U.S. Census Bureau ratted out Japanese Americans in WWII

Sept. 5, 2012

By John Seiler

One of the most disgraceful acts in American history was the incarceration of loyal Japanese-Americans in what President Roosevelt, who instigated the abomination, called “concentration camps.” Under FDR’s unconstitutional Executive Order 9066, more than 100,000 of these Americans, most citizens, were taken from California and other coastal areas to the camps inland. The best known was Manzanar, 230 miles Northeast of Los Angeles. My colleague Steven Greenhut visited and wrote an article on it a couple of years back.

Another top instigator was Earl Warren, first as California attorney general, then as governor. After the war his crimes against justice were rewarded with an appointment as chief justice of the U.S. Supreme Court, where he kept shredding the Constitution.

Yet none other than J. Edgar Hoover, the head of the FBI, opposed the internment. He said any real spies already had been nabbed.

There also were German-American spies who were arrested during the war. Yet that didn’t lead the government to lock up such German-Americans as Gen. Dwight D. Eisenhower and Admiral Chester  Nimitz. Instead, they ran the war effort!

The Japanese, although treated badly, remained loyal Americans and sent their sons to fight bravely in the famous 442nd Infantry Regiment.

Census betrayal

How did the government identify the Japanese? For seven decades, the U.S. Census Bureau denied it turned over records to the authorities. All Census records are supposed to be kept secret, used only to compile anonymous data to apportion congressional districts and produce demographic profiles.

A couple of years ago it was revealed that the Census Bureau was lying. Remember that whenever they next ask all those  snoopy questions on the 2020 form. (Don’t answer the questions. I don’t.)

The Scientific American reported:

“The Census Bureau surveys the population every decade with detailed questionnaires but is barred by law from revealing data that could be linked to specific individuals. The Second War Powers Act of 1942 temporarily repealed that protection to assist in the roundup of Japanese-Americans for imprisonment in internment camps in California and six other states during the war. The Bureau previously has acknowledged that it provided neighborhood information on Japanese-Americans for that purpose, but it has maintained that it never provided ‘microdata,’ meaning names and specific information about them, to other agencies.

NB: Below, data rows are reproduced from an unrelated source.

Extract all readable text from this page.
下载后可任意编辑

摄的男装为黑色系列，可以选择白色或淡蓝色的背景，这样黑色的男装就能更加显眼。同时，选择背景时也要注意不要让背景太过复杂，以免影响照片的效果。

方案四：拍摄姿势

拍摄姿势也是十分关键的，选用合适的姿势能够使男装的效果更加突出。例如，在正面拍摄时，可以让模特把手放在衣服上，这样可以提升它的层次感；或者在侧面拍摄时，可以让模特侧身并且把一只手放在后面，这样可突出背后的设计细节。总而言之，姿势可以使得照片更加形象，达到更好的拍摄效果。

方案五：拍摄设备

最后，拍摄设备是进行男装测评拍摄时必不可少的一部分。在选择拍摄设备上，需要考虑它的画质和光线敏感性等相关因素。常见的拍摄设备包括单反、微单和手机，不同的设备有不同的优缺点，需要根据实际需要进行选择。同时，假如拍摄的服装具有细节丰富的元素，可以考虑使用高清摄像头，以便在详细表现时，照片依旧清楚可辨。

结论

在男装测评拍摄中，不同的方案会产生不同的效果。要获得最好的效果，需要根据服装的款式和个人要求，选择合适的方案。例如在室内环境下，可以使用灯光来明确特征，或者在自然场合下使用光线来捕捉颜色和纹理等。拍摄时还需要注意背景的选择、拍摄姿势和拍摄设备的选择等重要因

“A new study of U.S. Department of Commerce documents now shows that the Census Bureau complied with an August 4, 1943, request by Treasury Secretary Henry Morgenthau for the names and locations of all people of Japanese ancestry in the Washington, D.C., area, according to historian Margo Anderson of the University of Wisconsin–Milwaukee and statistician William Seltzer of Fordham University in New York City. The records, however, do not indicate that the Bureau was asked for or divulged such information for Japanese-Americans in other parts of the country.

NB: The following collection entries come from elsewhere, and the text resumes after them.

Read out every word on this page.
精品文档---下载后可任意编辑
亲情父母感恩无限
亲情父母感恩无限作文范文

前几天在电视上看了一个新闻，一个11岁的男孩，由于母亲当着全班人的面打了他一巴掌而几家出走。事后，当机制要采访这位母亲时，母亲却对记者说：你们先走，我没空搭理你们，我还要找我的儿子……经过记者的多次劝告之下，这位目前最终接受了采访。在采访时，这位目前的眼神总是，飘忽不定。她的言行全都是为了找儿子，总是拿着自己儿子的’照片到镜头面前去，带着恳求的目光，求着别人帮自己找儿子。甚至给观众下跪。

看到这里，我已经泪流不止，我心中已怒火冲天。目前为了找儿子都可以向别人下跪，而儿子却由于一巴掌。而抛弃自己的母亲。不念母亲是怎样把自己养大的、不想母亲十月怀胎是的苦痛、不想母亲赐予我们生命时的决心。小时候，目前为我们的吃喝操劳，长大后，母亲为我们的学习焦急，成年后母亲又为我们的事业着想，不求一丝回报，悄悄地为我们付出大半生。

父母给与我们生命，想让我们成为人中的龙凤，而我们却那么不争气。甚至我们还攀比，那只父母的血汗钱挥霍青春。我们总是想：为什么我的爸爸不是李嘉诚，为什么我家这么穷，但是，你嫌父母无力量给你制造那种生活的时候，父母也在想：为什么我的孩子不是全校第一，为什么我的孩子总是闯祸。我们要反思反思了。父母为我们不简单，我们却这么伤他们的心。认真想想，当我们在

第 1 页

“Anderson and Seltzer discovered in 2000 that the Census Bureau released block-by-block data during WW II that alerted officials to neighborhoods in California, Arizona, Wyoming, Colorado, Utah, Idaho and Arkansas where Japanese-Americans were living. ‘We had suggestive but not very conclusive evidence that they had also provided microdata for surveillance,’ Anderson says.”

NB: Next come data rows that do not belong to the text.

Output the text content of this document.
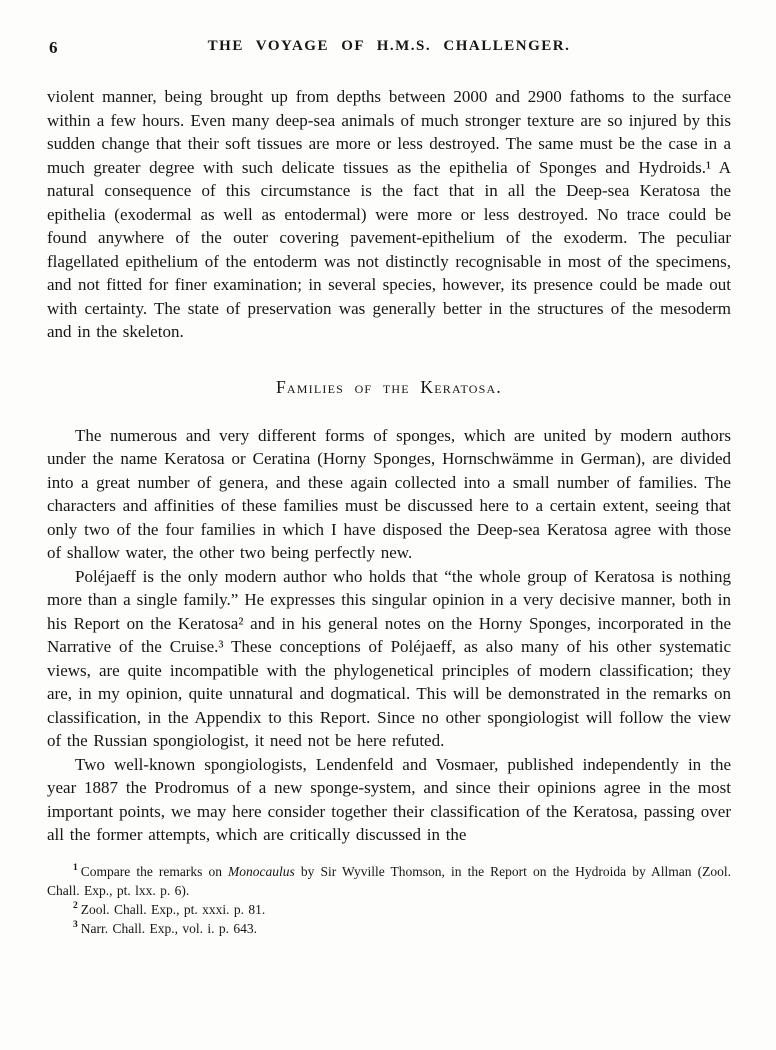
6	THE VOYAGE OF H.M.S. CHALLENGER.

violent manner, being brought up from depths between 2000 and 2900 fathoms to the surface within a few hours. Even many deep-sea animals of much stronger texture are so injured by this sudden change that their soft tissues are more or less destroyed. The same must be the case in a much greater degree with such delicate tissues as the epithelia of Sponges and Hydroids.¹ A natural consequence of this circumstance is the fact that in all the Deep-sea Keratosa the epithelia (exodermal as well as entodermal) were more or less destroyed. No trace could be found anywhere of the outer covering pavement-epithelium of the exoderm. The peculiar flagellated epithelium of the entoderm was not distinctly recognisable in most of the specimens, and not fitted for finer examination; in several species, however, its presence could be made out with certainty. The state of preservation was generally better in the structures of the mesoderm and in the skeleton.

Families of the Keratosa.

The numerous and very different forms of sponges, which are united by modern authors under the name Keratosa or Ceratina (Horny Sponges, Hornschwämme in German), are divided into a great number of genera, and these again collected into a small number of families. The characters and affinities of these families must be discussed here to a certain extent, seeing that only two of the four families in which I have disposed the Deep-sea Keratosa agree with those of shallow water, the other two being perfectly new.

Poléjaeff is the only modern author who holds that “the whole group of Keratosa is nothing more than a single family.” He expresses this singular opinion in a very decisive manner, both in his Report on the Keratosa² and in his general notes on the Horny Sponges, incorporated in the Narrative of the Cruise.³ These conceptions of Poléjaeff, as also many of his other systematic views, are quite incompatible with the phylogenetical principles of modern classification; they are, in my opinion, quite unnatural and dogmatical. This will be demonstrated in the remarks on classification, in the Appendix to this Report. Since no other spongiologist will follow the view of the Russian spongiologist, it need not be here refuted.

Two well-known spongiologists, Lendenfeld and Vosmaer, published independently in the year 1887 the Prodromus of a new sponge-system, and since their opinions agree in the most important points, we may here consider together their classification of the Keratosa, passing over all the former attempts, which are critically discussed in the

$^1$ Compare the remarks on Monocaulus by Sir Wyville Thomson, in the Report on the Hydroida by Allman (Zool. Chall. Exp., pt. lxx. p. 6).

$^2$ Zool. Chall. Exp., pt. xxxi. p. 81.

$^3$ Narr. Chall. Exp., vol. i. p. 643.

The confidentiality law was restored in 1947. But can anybody trust the government — ever? The badly named USA PATRIOT Act of 2001 shredded our privacy laws. Both Republicans and Democrats, in a panic after 9/11, threw away the Bill of Rights. Of course, we were assured that safeguards would be put in place.

But as the new revelations of the Census abuses of Japanese-Americans show, the government never can be trusted.